Literally the only place I’ve been successful thus far is in therapy, and that’s because my therapist will stop me and not allow me to qualify myself.

The more and more I practice though, the easier it is getting to tell my anxiety monster to back off.

It’s part of our culture to practice humility. And that’s important. But it is also important to acknowledge the really great things about who you are. Life reminds us often of our imperfections, allowing the things that make us great to be said out loud is important to maintaining a good personal value.

Get complimentary, and get that way with yourself.

Judgemental Behavior

People spend a lot of time judging. I'm not talking about the once in awhile comments everyone makes while people watching, I'm talking those people who have to have an opinion on everything, and usually its a mean one.  Everybody knows that one friend or co worker that has to comment on everything from what you're wearing to what you eat for lunch, to your love life.  Girls are notorious for this mentality.  And I'm over it. 

What does what someone is wearing, who they're dating, what they do for a living, or what they weigh have to do with you?  Explain to me how it greatly impacts your life?  I'll tell you how, it makes you negative; and negativity breeds negativity.  You don't know what is going on in that person's life that makes them who they are.  Making quick, irrelevant judgments of another person is negative, insecure, and boring.
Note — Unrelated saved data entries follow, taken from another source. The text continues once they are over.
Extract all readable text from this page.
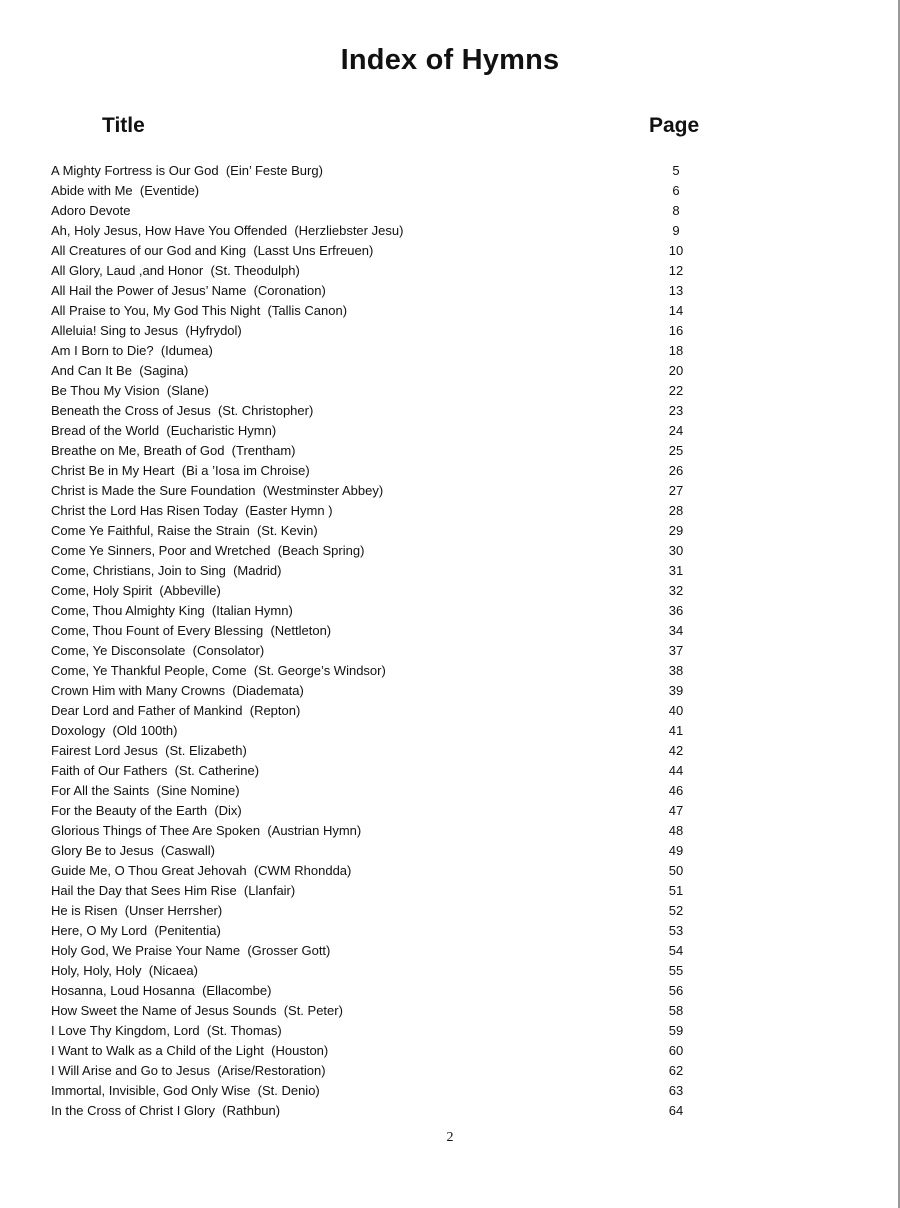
Index of Hymns
Title	Page
A Mighty Fortress is Our God (Ein’ Feste Burg)	5
Abide with Me (Eventide)	6
Adoro Devote	8
Ah, Holy Jesus, How Have You Offended (Herzliebster Jesu)	9
All Creatures of our God and King (Lasst Uns Erfreuen)	10
All Glory, Laud ,and Honor (St. Theodulph)	12
All Hail the Power of Jesus’ Name (Coronation)	13
All Praise to You, My God This Night (Tallis Canon)	14
Alleluia! Sing to Jesus (Hyfrydol)	16
Am I Born to Die? (Idumea)	18
And Can It Be (Sagina)	20
Be Thou My Vision (Slane)	22
Beneath the Cross of Jesus (St. Christopher)	23
Bread of the World (Eucharistic Hymn)	24
Breathe on Me, Breath of God (Trentham)	25
Christ Be in My Heart (Bi a ’Iosa im Chroise)	26
Christ is Made the Sure Foundation (Westminster Abbey)	27
Christ the Lord Has Risen Today (Easter Hymn )	28
Come Ye Faithful, Raise the Strain (St. Kevin)	29
Come Ye Sinners, Poor and Wretched (Beach Spring)	30
Come, Christians, Join to Sing (Madrid)	31
Come, Holy Spirit (Abbeville)	32
Come, Thou Almighty King (Italian Hymn)	36
Come, Thou Fount of Every Blessing (Nettleton)	34
Come, Ye Disconsolate (Consolator)	37
Come, Ye Thankful People, Come (St. George’s Windsor)	38
Crown Him with Many Crowns (Diademata)	39
Dear Lord and Father of Mankind (Repton)	40
Doxology (Old 100th)	41
Fairest Lord Jesus (St. Elizabeth)	42
Faith of Our Fathers (St. Catherine)	44
For All the Saints (Sine Nomine)	46
For the Beauty of the Earth (Dix)	47
Glorious Things of Thee Are Spoken (Austrian Hymn)	48
Glory Be to Jesus (Caswall)	49
Guide Me, O Thou Great Jehovah (CWM Rhondda)	50
Hail the Day that Sees Him Rise (Llanfair)	51
He is Risen (Unser Herrsher)	52
Here, O My Lord (Penitentia)	53
Holy God, We Praise Your Name (Grosser Gott)	54
Holy, Holy, Holy (Nicaea)	55
Hosanna, Loud Hosanna (Ellacombe)	56
How Sweet the Name of Jesus Sounds (St. Peter)	58
I Love Thy Kingdom, Lord (St. Thomas)	59
I Want to Walk as a Child of the Light (Houston)	60
I Will Arise and Go to Jesus (Arise/Restoration)	62
Immortal, Invisible, God Only Wise (St. Denio)	63
In the Cross of Christ I Glory (Rathbun)	64
2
With the prevalence of social media and celebrity presence everywhere, its extremely hard not to partake in a culture of comparison.  We are surrounded by people telling us how to look, what to wear, that money defines our worth, and that we have to conform to be relevant.  I get how we become judgmental with what's in front of us every second of the day.  I'm certainly guilty of being judgmental myself.  But its about accountability.  Recognize when you're being judgmental, stop the behavior, and re-focus your thoughts to a more positive place. 
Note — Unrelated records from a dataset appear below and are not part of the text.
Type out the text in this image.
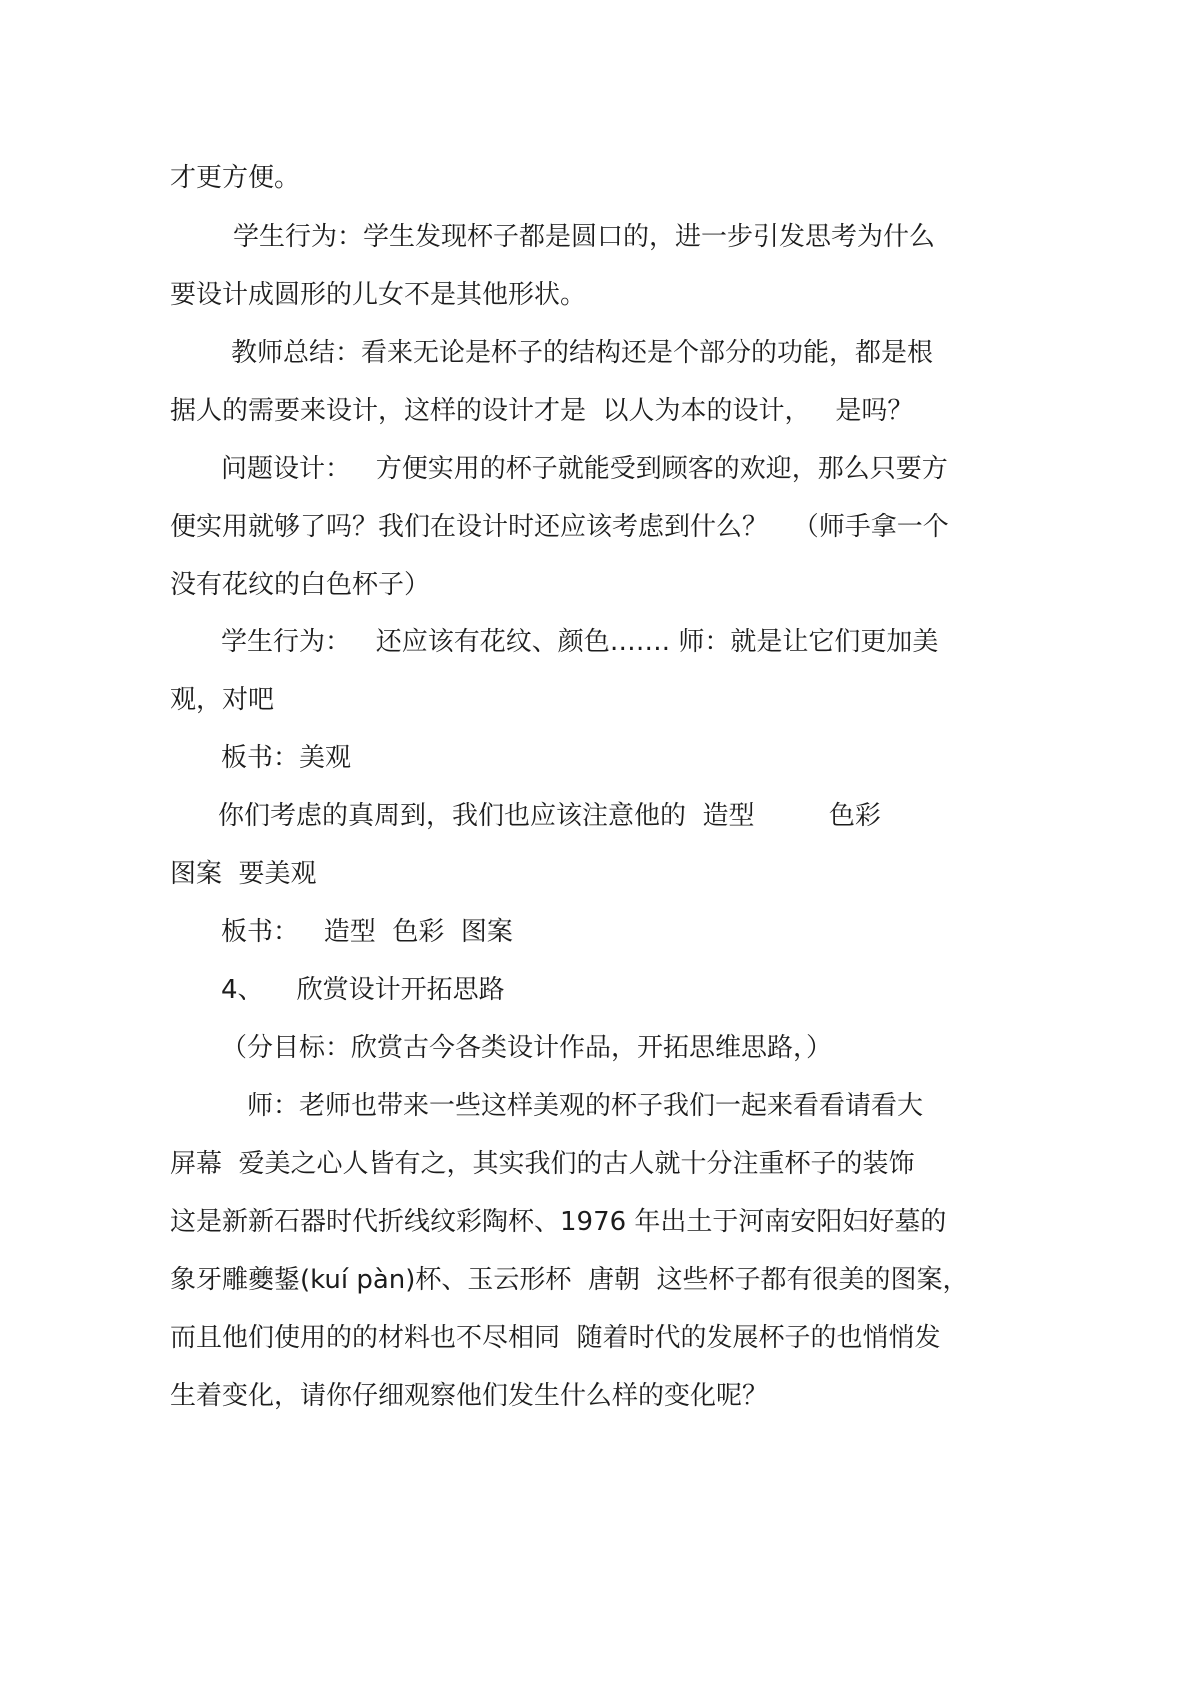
才更方便。
学生行为：学生发现杯子都是圆口的，进一步引发思考为什么
要设计成圆形的儿女不是其他形状。
教师总结：看来无论是杯子的结构还是个部分的功能，都是根
据人的需要来设计，这样的设计才是  以人为本的设计，   是吗？
问题设计：   方便实用的杯子就能受到顾客的欢迎，那么只要方
便实用就够了吗？我们在设计时还应该考虑到什么？   （师手拿一个
没有花纹的白色杯子）
学生行为：   还应该有花纹、颜色……. 师：就是让它们更加美
观，对吧
板书：美观
你们考虑的真周到，我们也应该注意他的  造型         色彩
图案  要美观
板书：   造型  色彩  图案
4、    欣赏设计开拓思路
（分目标：欣赏古今各类设计作品，开拓思维思路，）
师：老师也带来一些这样美观的杯子我们一起来看看请看大
屏幕  爱美之心人皆有之，其实我们的古人就十分注重杯子的装饰
这是新新石器时代折线纹彩陶杯、1976 年出土于河南安阳妇好墓的
象牙雕夔鋬(kuí pàn)杯、玉云形杯  唐朝  这些杯子都有很美的图案，
而且他们使用的的材料也不尽相同  随着时代的发展杯子的也悄悄发
生着变化，请你仔细观察他们发生什么样的变化呢？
In recent years I've challenged myself to tell people the kind things in my head.  If I see a girl walking down the street and I like her shoes, I tell her.  If I appreciate something positive someone says on Facebook, I'll compliment their attitude.  And from making a habit of saying these kind things out loud, I've become a less judgmental person.  I tend to notice the really unique things about people that make them great.  My brain has shifted from noticing society imposed faults to seeing positive attributes.  I don't feel the need to compare, I've gotten to this annoyingly positive place where I really am rooting for everyone.  Certainly I have my off moments (I know, you thought I was perfect...) but I can proudly say the majority of the time - I'm rooting for us all.

I think the easiest way to combat this need to judge is to get comfortable with yourself.  Admit your faults, celebrate your strengths, and get really healthy abut how you talk to yourself.  Often times the judgmental behavior we have towards others is a reflection of how we feel about ourselves.  When you're able to embrace your total package, you're more likely to accept the differences of others and see them as unique quirks rather than less than desirable habits.

My challenge to you, especially during a time when the leader of our country openly judges people for their race, class, and even mental impairments - try saying something positive about someone, or even to them. Even better, start with doing that to yourself.  And the next time you feel like bashing someone for their shoes/clothes/hair/lifestyle choices; why don't you re-group, re-evaluate your thinking; and say something positive,.  Mom was right, if you can't say something nice, don't say anything at all.